Wednesday, 5 September 2018

How to be successful in using technical analysis

To be successful, the technical approach involves taking a  position contrary to the expectation of the crowd.

This requires the patience, objectivity and discipline to acquire a financial asset at a time of depression and gloom, and liquidate it in an environment of euphoria and excessive optimism.

The level of pessimism or optimism will depend on the turning point.

Short-term peaks and trough are associated with more moderate extremes in sentiment than long-term ones.

Knowing the technical characteristics to be expected at all of these market turning points, particularly the major ones, allow you to assess them objectively.





Technical analysis in Practice

In practice, it is impossible to buy and sell consistently at exactly the turning points, but the enormous potential of this approach still leaves plenty of room for error, even when commission costs and taxes are included in the calculation. 

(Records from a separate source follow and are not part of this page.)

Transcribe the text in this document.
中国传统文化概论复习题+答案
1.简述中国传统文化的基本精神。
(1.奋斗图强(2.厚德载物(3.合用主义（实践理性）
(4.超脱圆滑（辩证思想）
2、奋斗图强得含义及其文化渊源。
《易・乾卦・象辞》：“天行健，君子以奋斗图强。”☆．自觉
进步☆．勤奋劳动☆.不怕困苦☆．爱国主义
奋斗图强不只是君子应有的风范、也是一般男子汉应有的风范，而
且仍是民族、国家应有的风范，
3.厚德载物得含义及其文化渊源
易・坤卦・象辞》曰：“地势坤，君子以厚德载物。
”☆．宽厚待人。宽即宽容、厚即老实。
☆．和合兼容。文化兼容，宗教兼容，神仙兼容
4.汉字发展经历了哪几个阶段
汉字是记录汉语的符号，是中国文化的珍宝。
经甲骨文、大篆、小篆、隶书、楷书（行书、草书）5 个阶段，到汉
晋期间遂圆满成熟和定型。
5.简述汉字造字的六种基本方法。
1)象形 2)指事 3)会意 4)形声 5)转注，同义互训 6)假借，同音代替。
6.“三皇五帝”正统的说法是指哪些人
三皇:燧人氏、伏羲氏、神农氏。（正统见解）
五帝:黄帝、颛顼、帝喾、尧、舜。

The rewards for identifying major market junctures and taking the appropriate action can be substantial.

In the days of the old market, participants had a fairly long time horizon, stretching over months or years.  There have always been short-term traders and scalpers, but the technological revolution in communications has shortened the time horizon of just about everyone involved in markets.

When holding periods are lengthy, it is possible to indulge in the luxury of fundamental analysis, but when time is short, timing is everything.  In such an environment, technical analysis really comes into its own.

Originally, technical analysis was applied principally in the equity market, but its popularity has gradually expanded to embrace commodities, debt instruments, currencies, and other international markets.